In the midst of all this, I've felt no wish to make anything at all. I usually come back off my holiday in India and wait for a lightbulb moment as I like to make something vastly different from what I was making the year before. I'm still waiting......
Added to all this, I've had a workshop I was meant to attend in July cancel on me due to Coronavirus anxiety, and I lost a load of money as I'd already booked the hotel, and we have travel plans later on this month and are unsure if that's going to actually happen. All this uncertainty is getting to me and the lightbulb moment is slow in arriving - but it will happen, I'm sure of that, so watch this space! In the meantime, I have some pictures of people wearing Caprilicious. When in India, I liberally borrowed from my collection to wear to various events and therefore there are some pictures of me in the mix as well.
While I was in India I was invited to a book launch, an event for truly passionate saree connoisseurs. We were invited to share our own saree stories, and asked to bring a saree to the event that had precious associations or memories. The book is called Pleated and written by Aishwarya Rao, a young Indian girl from Australia who found her identity through her grandmother's sarees in that distant land. She was with us at the gathering via Skype and each of the ladies brought a saree and wore another that was meaningful to them and gave us a little talk about each one. The whole event was fascinating and ever so interesting. The ladies brought out their grandmothers and mothers sarees, folded and preserved carefully in sheets of white linen and I really got the feeling that they were totally in love with these beauties.
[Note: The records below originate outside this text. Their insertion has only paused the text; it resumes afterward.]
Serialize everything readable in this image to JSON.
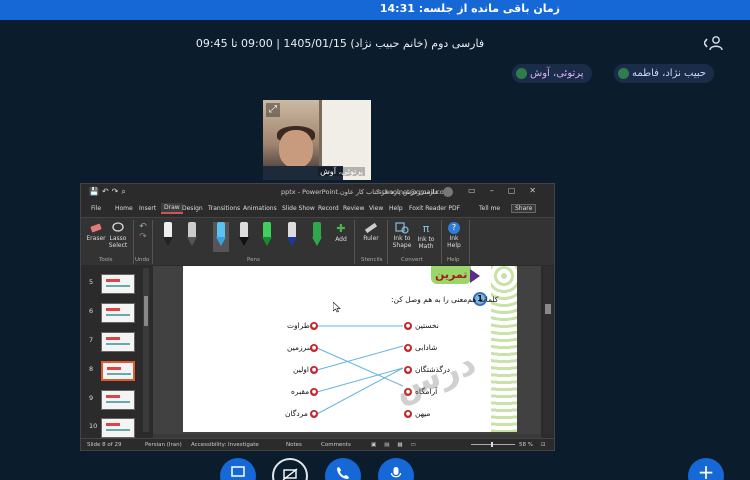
{
  "header": {
    "timer_text": "زمان باقی مانده از جلسه: 14:31"
  },
  "session": {
    "title": "فارسی دوم (خانم حبیب نژاد) 1405/01/15 | 09:00 تا 09:45"
  },
  "participants": [
    {
      "name": "حبیب نژاد، فاطمه"
    },
    {
      "name": "پرتوئی، آوش"
    }
  ],
  "webcam": {
    "name_label": "پرتوئی، آوش"
  },
  "powerpoint": {
    "doc_title": "فارسی درس پاره هر کتاب کار عاون.pptx - PowerPoint",
    "account": "schoolnet@gmail.com",
    "tabs": [
      "File",
      "Home",
      "Insert",
      "Draw",
      "Design",
      "Transitions",
      "Animations",
      "Slide Show",
      "Record",
      "Review",
      "View",
      "Help",
      "Foxit Reader PDF",
      "Tell me",
      "Share"
    ],
    "ribbon": {
      "eraser": "Eraser",
      "lasso": "Lasso Select",
      "add": "Add",
      "ruler": "Ruler",
      "ink_to_shape": "Ink to Shape",
      "ink_to_math": "Ink to Math",
      "ink_help": "Ink Help",
      "groups": {
        "tools": "Tools",
        "undo": "Undo",
        "pens": "Pens",
        "stencils": "Stencils",
        "convert": "Convert",
        "help": "Help"
      }
    },
    "thumbnails": [
      "5",
      "6",
      "7",
      "8",
      "9",
      "10"
    ],
    "slide": {
      "banner": "تمرین",
      "number": "1",
      "instruction": "کلمات هم‌معنی را به هم وصل کن:",
      "right_words": [
        "نخستین",
        "شادابی",
        "درگذشتگان",
        "آرامگاه",
        "میهن"
      ],
      "left_words": [
        "طراوت",
        "سرزمین",
        "اولین",
        "مقبره",
        "مردگان"
      ],
      "watermark": "درس"
    },
    "status": {
      "slide_info": "Slide 8 of 29",
      "language": "Persian (Iran)",
      "accessibility": "Accessibility: Investigate",
      "notes": "Notes",
      "comments": "Comments",
      "zoom": "58 %"
    }
  },
  "controls": {
    "screen_icon": "screen-icon",
    "desktop_share_icon": "desktop-share-icon",
    "phone_icon": "phone-icon",
    "mic_icon": "mic-icon",
    "plus_icon": "plus-icon"
  }
}
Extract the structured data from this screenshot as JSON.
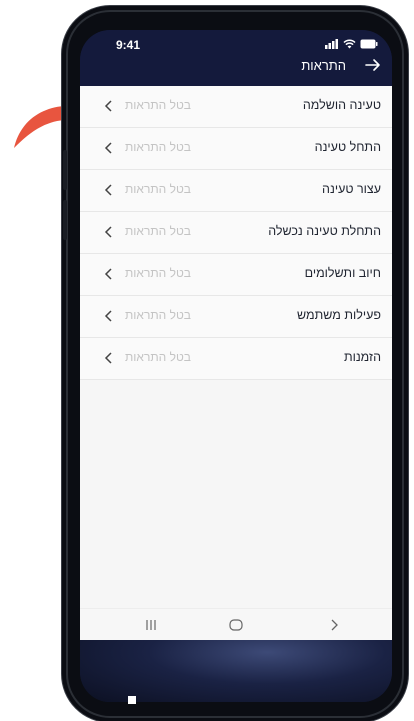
{
  "status_bar": {
    "time": "9:41"
  },
  "header": {
    "title": "התראות"
  },
  "list": {
    "items": [
      {
        "title": "טעינה הושלמה",
        "action": "בטל התראות"
      },
      {
        "title": "התחל טעינה",
        "action": "בטל התראות"
      },
      {
        "title": "עצור טעינה",
        "action": "בטל התראות"
      },
      {
        "title": "התחלת טעינה נכשלה",
        "action": "בטל התראות"
      },
      {
        "title": "חיוב ותשלומים",
        "action": "בטל התראות"
      },
      {
        "title": "פעילות משתמש",
        "action": "בטל התראות"
      },
      {
        "title": "הזמנות",
        "action": "בטל התראות"
      }
    ]
  },
  "nav": {
    "items": [
      "recent-apps-icon",
      "home-icon",
      "back-chevron-icon"
    ]
  },
  "colors": {
    "header_bg": "#141a3c",
    "list_bg": "#fafafa",
    "muted_text": "#c4c4c4",
    "annotation_arrow": "#e8553f"
  }
}
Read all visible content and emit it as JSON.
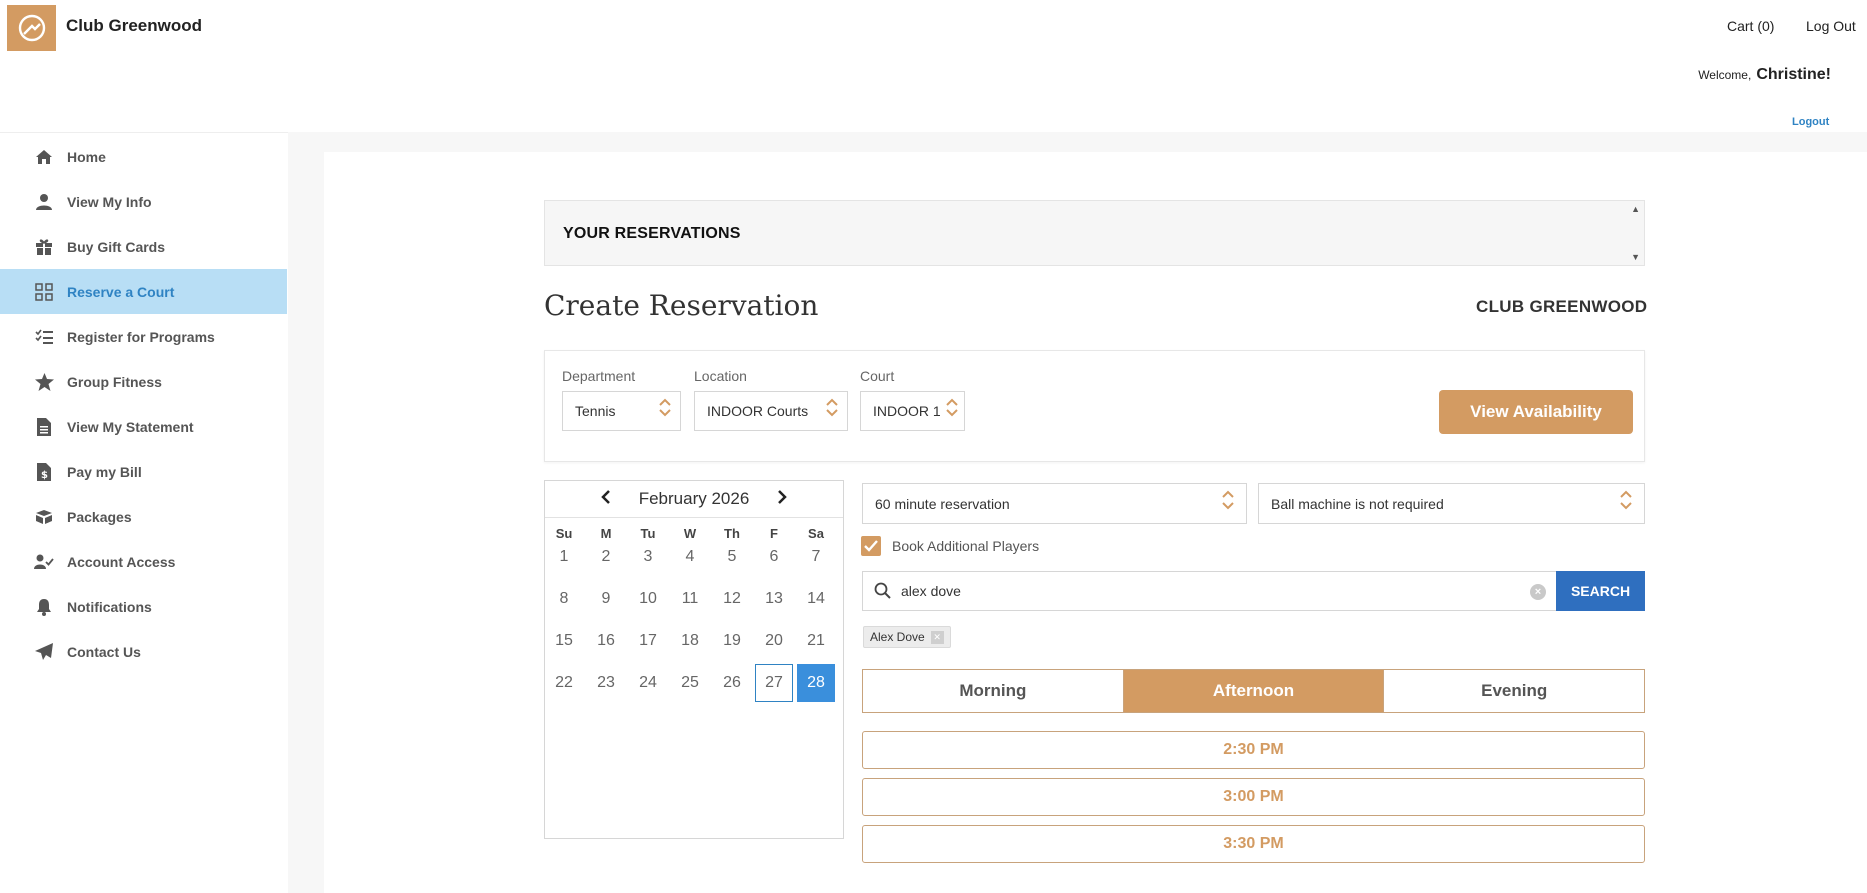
{
  "header": {
    "brand": "Club Greenwood",
    "cart_label": "Cart (0)",
    "logout_label": "Log Out",
    "welcome_label": "Welcome,",
    "user_name": "Christine!",
    "logout_small_label": "Logout"
  },
  "sidebar": {
    "items": [
      {
        "label": "Home",
        "icon": "home-icon"
      },
      {
        "label": "View My Info",
        "icon": "user-icon"
      },
      {
        "label": "Buy Gift Cards",
        "icon": "gift-icon"
      },
      {
        "label": "Reserve a Court",
        "icon": "grid-icon",
        "active": true
      },
      {
        "label": "Register for Programs",
        "icon": "checklist-icon"
      },
      {
        "label": "Group Fitness",
        "icon": "star-icon"
      },
      {
        "label": "View My Statement",
        "icon": "document-icon"
      },
      {
        "label": "Pay my Bill",
        "icon": "bill-icon"
      },
      {
        "label": "Packages",
        "icon": "box-icon"
      },
      {
        "label": "Account Access",
        "icon": "user-check-icon"
      },
      {
        "label": "Notifications",
        "icon": "bell-icon"
      },
      {
        "label": "Contact Us",
        "icon": "paper-plane-icon"
      }
    ]
  },
  "reservations": {
    "title": "YOUR RESERVATIONS"
  },
  "create": {
    "title": "Create Reservation",
    "club_name": "CLUB GREENWOOD"
  },
  "filters": {
    "department_label": "Department",
    "department_value": "Tennis",
    "location_label": "Location",
    "location_value": "INDOOR Courts",
    "court_label": "Court",
    "court_value": "INDOOR 1",
    "view_availability_label": "View Availability"
  },
  "calendar": {
    "month_label": "February 2026",
    "weekdays": [
      "Su",
      "M",
      "Tu",
      "W",
      "Th",
      "F",
      "Sa"
    ],
    "weeks": [
      [
        "1",
        "2",
        "3",
        "4",
        "5",
        "6",
        "7"
      ],
      [
        "8",
        "9",
        "10",
        "11",
        "12",
        "13",
        "14"
      ],
      [
        "15",
        "16",
        "17",
        "18",
        "19",
        "20",
        "21"
      ],
      [
        "22",
        "23",
        "24",
        "25",
        "26",
        "27",
        "28"
      ]
    ],
    "today": "27",
    "selected": "28"
  },
  "options": {
    "duration_value": "60 minute reservation",
    "ball_machine_value": "Ball machine is not required",
    "book_players_label": "Book Additional Players",
    "book_players_checked": true
  },
  "search": {
    "value": "alex dove",
    "button_label": "SEARCH"
  },
  "selected_players": [
    "Alex Dove"
  ],
  "periods": [
    {
      "label": "Morning"
    },
    {
      "label": "Afternoon",
      "active": true
    },
    {
      "label": "Evening"
    }
  ],
  "time_slots": [
    "2:30 PM",
    "3:00 PM",
    "3:30 PM"
  ],
  "colors": {
    "accent": "#d39b62",
    "active_nav_bg": "#b8def5",
    "link_blue": "#2f83c3",
    "search_button": "#2f6fbf",
    "selected_day": "#3a8fdc"
  }
}
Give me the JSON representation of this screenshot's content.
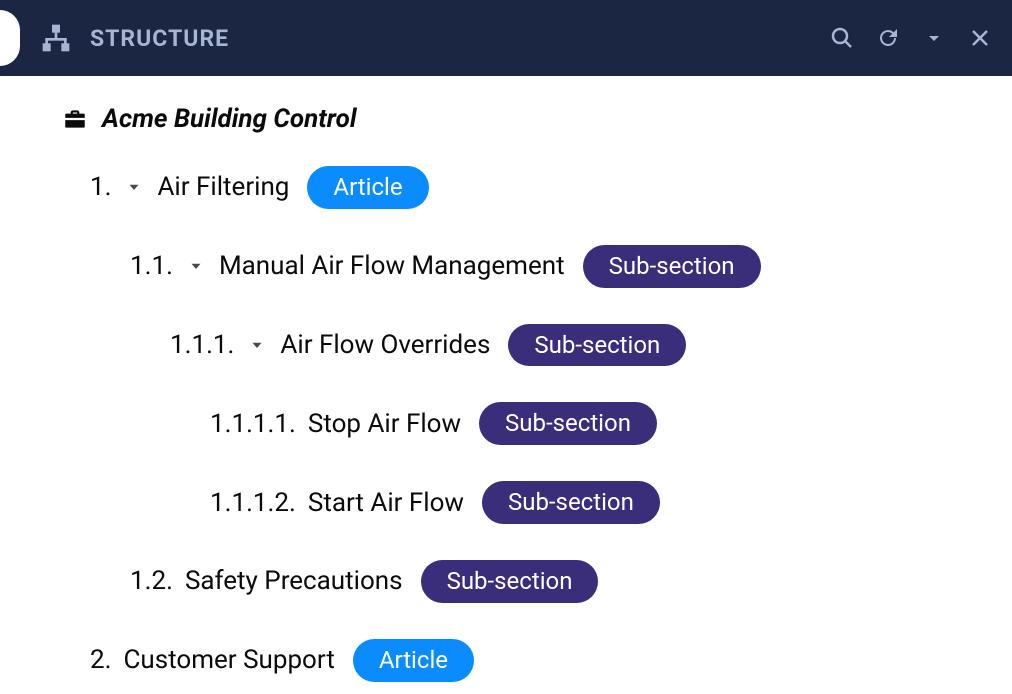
{
  "header": {
    "title": "STRUCTURE"
  },
  "root": {
    "title": "Acme Building Control"
  },
  "badges": {
    "article": "Article",
    "subsection": "Sub-section"
  },
  "nodes": [
    {
      "num": "1.",
      "label": "Air Filtering",
      "badge": "article",
      "caret": true,
      "indent": 1
    },
    {
      "num": "1.1.",
      "label": "Manual Air Flow Management",
      "badge": "subsection",
      "caret": true,
      "indent": 2
    },
    {
      "num": "1.1.1.",
      "label": "Air Flow Overrides",
      "badge": "subsection",
      "caret": true,
      "indent": 3
    },
    {
      "num": "1.1.1.1.",
      "label": "Stop Air Flow",
      "badge": "subsection",
      "caret": false,
      "indent": 4
    },
    {
      "num": "1.1.1.2.",
      "label": "Start Air Flow",
      "badge": "subsection",
      "caret": false,
      "indent": 4
    },
    {
      "num": "1.2.",
      "label": "Safety Precautions",
      "badge": "subsection",
      "caret": false,
      "indent": 2
    },
    {
      "num": "2.",
      "label": "Customer Support",
      "badge": "article",
      "caret": false,
      "indent": 1
    }
  ]
}
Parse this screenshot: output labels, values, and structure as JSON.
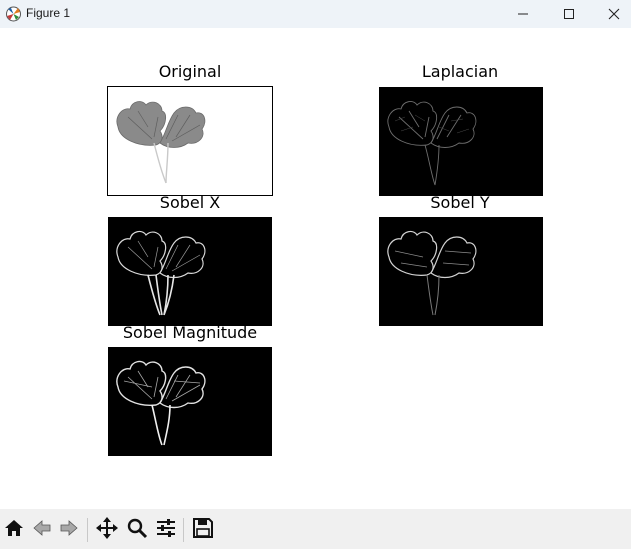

I had no sarees to display as most of mine were in the UK. My mother is a very Marie Kondo kind of person and tends to give away anything she doesn't wear, and at 93 she doesn't wear sarees any more. I remembered that she was given a saree at her wedding by her mother in law that she always despised as it had a gold border on only one side (more probably because nobody asked her opinion or cared for her taste, but simply produced the saree for her to wear on the day) - actually it is a very pretty yellow saree with a purple border, but she believed that she had been shortchanged (of one border) because she eloped with my father. She wore it mainly at pujas and prayer meetings as she thought one of her nicer sarees might get stained by turmeric or oil. Secretly, I think she hoped it would be discoloured, stained or torn so that she had an excuse to get rid of it, but it survived all her assassination attempts and came back with me to the UK in my suitcase before she could give it away.
That's me for this week, folks. Have a fabulous week and I'll catch you next Friday, same time, same place.